Вместо этого Настя цепким взглядом выхватила из угла комнаты маленький шприц-«бабочку», именуемый также «инсулинкой».
Жодле что-то сказал верзиле, причем, кажется, не по-французски, и тот так тряхнул Ивана Саныча, что треснули новенькие кожаные штаны, обтягивающие тощий зад и худые ноги гостя из России, наткнувшегося в цивилизованной Франции на такой теплый и дружественный прием.
Жодле, кажется, начал терять терпение.
— Где футляр? — угрюмо спросил он, вставая и подходя к многострадальному Иванушке. В его голосе со злобы даже начал проклевываться довольно ощутимый акцент. — Говори, русская свинья!
И он ударил Ивана ребром ладони по почке так, что Ваня изогнулся, словно пойманный на крючок угорь, и сдавленно завопил что-то, а Моржов, которого и пальцем не тронули, заорал еще громче — очевидно, слова из песни блатного репертуара:
— Тихха-а-а спит у паррраши-и доходяга марксист!..
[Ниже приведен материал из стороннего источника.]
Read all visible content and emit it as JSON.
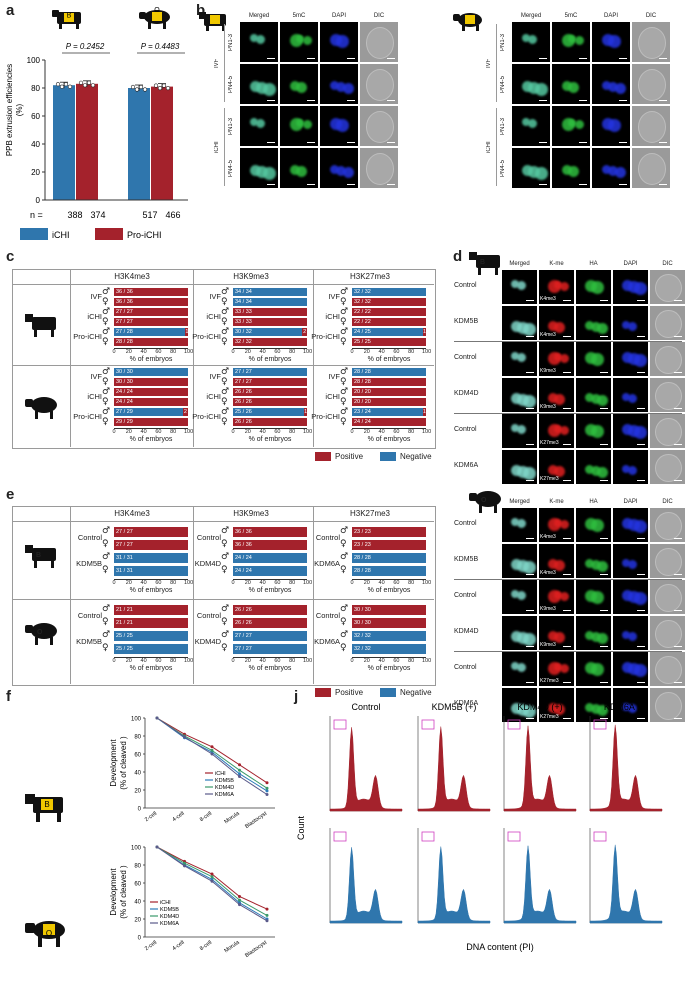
{
  "panels": {
    "a": "a",
    "b": "b",
    "c": "c",
    "d": "d",
    "e": "e",
    "f": "f",
    "j": "j"
  },
  "animals": {
    "bovine": "B",
    "ovine": "O"
  },
  "panel_a": {
    "ylabel_1": "PPB extrusion efficiencies",
    "ylabel_2": "(%)",
    "p1": "P = 0.2452",
    "p2": "P = 0.4483",
    "n_label": "n =",
    "n_values": [
      "388",
      "374",
      "517",
      "466"
    ],
    "yticks": [
      "0",
      "20",
      "40",
      "60",
      "80",
      "100"
    ],
    "legend": [
      "iCHI",
      "Pro-iCHI"
    ],
    "colors": {
      "iCHI": "#2f76ad",
      "Pro-iCHI": "#a4222c"
    }
  },
  "chart_data": [
    {
      "type": "bar",
      "categories": [
        "B",
        "O"
      ],
      "series": [
        {
          "name": "iCHI",
          "values": [
            82,
            80
          ]
        },
        {
          "name": "Pro-iCHI",
          "values": [
            83,
            81
          ]
        }
      ],
      "ylabel": "PPB extrusion efficiencies (%)",
      "ylim": [
        0,
        100
      ]
    },
    {
      "type": "line",
      "categories": [
        "2-cell",
        "4-cell",
        "8-cell",
        "Morula",
        "Blastocyst"
      ],
      "series": [
        {
          "name": "iCHI",
          "values": [
            100,
            82,
            68,
            48,
            28
          ]
        },
        {
          "name": "KDM5B",
          "values": [
            100,
            78,
            62,
            38,
            19
          ]
        },
        {
          "name": "KDM4D",
          "values": [
            100,
            80,
            64,
            42,
            22
          ]
        },
        {
          "name": "KDM6A",
          "values": [
            100,
            79,
            60,
            35,
            15
          ]
        }
      ],
      "ylabel": "Development (% of cleaved )",
      "ylim": [
        0,
        100
      ]
    },
    {
      "type": "line",
      "categories": [
        "2-cell",
        "4-cell",
        "8-cell",
        "Morula",
        "Blastocyst"
      ],
      "series": [
        {
          "name": "iCHI",
          "values": [
            100,
            84,
            70,
            45,
            31
          ]
        },
        {
          "name": "KDM5B",
          "values": [
            100,
            80,
            64,
            38,
            20
          ]
        },
        {
          "name": "KDM4D",
          "values": [
            100,
            82,
            67,
            41,
            24
          ]
        },
        {
          "name": "KDM6A",
          "values": [
            100,
            79,
            62,
            36,
            18
          ]
        }
      ],
      "ylabel": "Development (% of cleaved )",
      "ylim": [
        0,
        100
      ]
    }
  ],
  "panel_b": {
    "cols": [
      "Merged",
      "5mC",
      "DAPI",
      "DIC"
    ],
    "rows": [
      "PN1-3",
      "PN4-5",
      "PN1-3",
      "PN4-5"
    ],
    "groups": [
      "IVF",
      "iCHI"
    ]
  },
  "panel_c": {
    "headers": [
      "H3K4me3",
      "H3K9me3",
      "H3K27me3"
    ],
    "rows": [
      "IVF",
      "iCHI",
      "Pro-iCHI"
    ],
    "xlabel": "% of embryos",
    "xticks": [
      "0",
      "20",
      "40",
      "60",
      "80",
      "100"
    ],
    "bovine": [
      [
        "36 / 36",
        "36 / 36",
        "27 / 27",
        "27 / 27",
        "27 / 28",
        "28 / 28"
      ],
      [
        "34 / 34",
        "34 / 34",
        "33 / 33",
        "33 / 33",
        "30 / 32",
        "32 / 32"
      ],
      [
        "32 / 32",
        "32 / 32",
        "22 / 22",
        "22 / 22",
        "24 / 25",
        "25 / 25"
      ]
    ],
    "ovine": [
      [
        "30 / 30",
        "30 / 30",
        "24 / 24",
        "24 / 24",
        "27 / 29",
        "29 / 29"
      ],
      [
        "27 / 27",
        "27 / 27",
        "26 / 26",
        "26 / 26",
        "25 / 26",
        "26 / 26"
      ],
      [
        "28 / 28",
        "28 / 28",
        "20 / 20",
        "20 / 20",
        "23 / 24",
        "24 / 24"
      ]
    ],
    "remainders_bov": [
      "",
      "",
      "",
      "",
      "1",
      "",
      "",
      "",
      "",
      "",
      "2",
      "",
      "",
      "",
      "",
      "",
      "1",
      ""
    ],
    "remainders_ov": [
      "",
      "",
      "",
      "",
      "2",
      "",
      "",
      "",
      "",
      "",
      "1",
      "",
      "",
      "",
      "",
      "",
      "1",
      ""
    ],
    "legend": [
      "Positive",
      "Negative"
    ]
  },
  "panel_d": {
    "cols": [
      "Merged",
      "K-me",
      "HA",
      "DAPI",
      "DIC"
    ],
    "rows": [
      "Control",
      "KDM5B",
      "Control",
      "KDM4D",
      "Control",
      "KDM6A"
    ],
    "marks": [
      "K4me3",
      "K4me3",
      "K9me3",
      "K9me3",
      "K27me3",
      "K27me3"
    ]
  },
  "panel_e": {
    "headers": [
      "H3K4me3",
      "H3K9me3",
      "H3K27me3"
    ],
    "groups": [
      [
        "Control",
        "KDM5B"
      ],
      [
        "Control",
        "KDM4D"
      ],
      [
        "Control",
        "KDM6A"
      ]
    ],
    "bovine": [
      [
        "27 / 27",
        "27 / 27",
        "31 / 31",
        "31 / 31"
      ],
      [
        "36 / 36",
        "36 / 36",
        "24 / 24",
        "24 / 24"
      ],
      [
        "23 / 23",
        "23 / 23",
        "28 / 28",
        "28 / 28"
      ]
    ],
    "ovine": [
      [
        "21 / 21",
        "21 / 21",
        "25 / 25",
        "25 / 25"
      ],
      [
        "26 / 26",
        "26 / 26",
        "27 / 27",
        "27 / 27"
      ],
      [
        "30 / 30",
        "30 / 30",
        "32 / 32",
        "32 / 32"
      ]
    ],
    "xlabel": "% of embryos",
    "xticks": [
      "0",
      "20",
      "40",
      "60",
      "80",
      "100"
    ],
    "legend": [
      "Positive",
      "Negative"
    ]
  },
  "panel_f": {
    "ylabel_1": "Development",
    "ylabel_2": "(% of cleaved )",
    "yticks": [
      "0",
      "20",
      "40",
      "60",
      "80",
      "100"
    ],
    "xticks": [
      "2-cell",
      "4-cell",
      "8-cell",
      "Morula",
      "Blastocyst"
    ],
    "legend": [
      "iCHI",
      "KDM5B",
      "KDM4D",
      "KDM6A"
    ],
    "colors": [
      "#a4222c",
      "#2b7bb9",
      "#3a9a6a",
      "#5a5a8a"
    ]
  },
  "panel_j": {
    "cols": [
      "Control",
      "KDM5B (+)",
      "KDM4D (+)",
      "KDM6A (+)"
    ],
    "ylabel": "Count",
    "xlabel": "DNA content (PI)"
  }
}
— Мочить! — коротко сказал Али, и его черные глаза блеснули волчьим огнем.
— Мочить? — повернулся к нему Жодле. — А диск? Да ты что, Али?
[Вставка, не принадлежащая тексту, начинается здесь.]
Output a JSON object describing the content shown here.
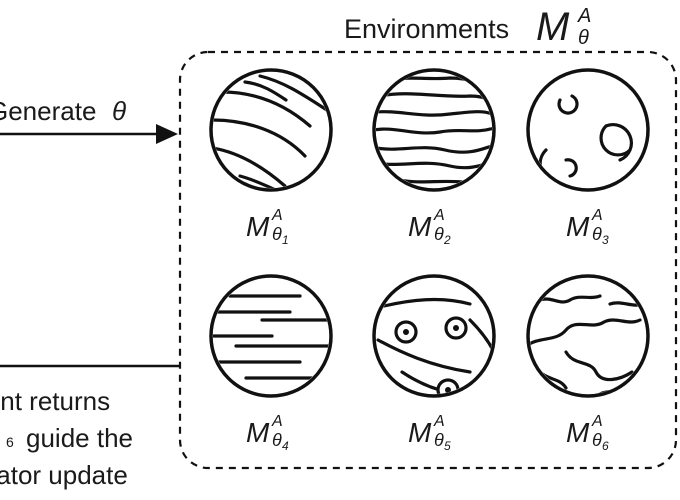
{
  "container": {
    "title_word": "Environments",
    "title_symbol": "M",
    "title_sup": "A",
    "title_sub": "θ"
  },
  "arrow_generate": {
    "text": "Generate",
    "symbol": "θ"
  },
  "feedback_text": {
    "line1": "Agent returns",
    "line2_symbol": "6",
    "line2_tail": "guide the",
    "line3": "Generator update"
  },
  "planets": [
    {
      "symbol": "M",
      "sup": "A",
      "sub": "θ",
      "index": "1",
      "pattern": "diagonal-bands-icon"
    },
    {
      "symbol": "M",
      "sup": "A",
      "sub": "θ",
      "index": "2",
      "pattern": "horizontal-swirl-bands-icon"
    },
    {
      "symbol": "M",
      "sup": "A",
      "sub": "θ",
      "index": "3",
      "pattern": "craters-icon"
    },
    {
      "symbol": "M",
      "sup": "A",
      "sub": "θ",
      "index": "4",
      "pattern": "horizontal-stripes-icon"
    },
    {
      "symbol": "M",
      "sup": "A",
      "sub": "θ",
      "index": "5",
      "pattern": "spots-bands-icon"
    },
    {
      "symbol": "M",
      "sup": "A",
      "sub": "θ",
      "index": "6",
      "pattern": "continents-icon"
    }
  ]
}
— Хорошо держатся, — сказал тот. — Первый раз вижу, чтобы после дозы «карлито» как упорно молчали. Правда, может, потому и молчит, что нечего сказать.
— А раз нечего сказать, то надо в расход пускать, — отозвался Али.
Хот последняя фраза и была сказана по-французски, но тем не менее Ваня, кажется, прекрасно понял ее плачевный для него смысл.
— Кому это не-че-го сказать? — заверещал он. — Я — усе — сказал!! Только говорю… я эту коробочку зашвырнул куда-то! Я ее открыл, там лежал мини-диск… хороший такой, радужный. Я думал — музыка. Влепили диск в DVD, а он нив какую! Мы его и так, и сяк, а музыки нет как нет. Я его и забросил.
— Мы смотрели возле музыкального центра, — холодно сказал Жодле, — там ничего нет.
— Дык погоди, Саныч, — вдруг проговорил Осип, — ето самое… ты ж енту коробочку белую подставлял под кофе. Говорил, прикольно. Не хуже сиди-ромы.
— А! — воскликнул Ваня. — Точно! Я же пил кофе и оставил этот диск в кухне. Прямо в коробочке, на которой вот эта дамочка…
— Это не дамочка! — сурово перебил его Жодле. Ни один, даже самый опытный физиономист не признал бы в этом угрюмом мужчине с колючим ястребиным лицом того галантного француза, что сначала прислал Насте и Ивану Санычу бутылку дорогого вина, а потом едва не использовал Астахова так, как он обычно пользовал женщин.
Верно, сознание этой глупейшей в жизни ошибки и самого нелепого происшествия, какое только ни случалось с месье Эриком Жодле за весь его богатый событиями жизненный путь, и придавало ему дополнительную толику агрессии, смешанной с тревогой и со злобной досадой на самого себя, на Астахова, висящего вверх ногами, но никак не сподобящегося указать местонахождение искомой ценной вещи. На нетрезвого Осипа, орущего глупейшие песни про Марусю и про спящего у параши марксиста-доходягу.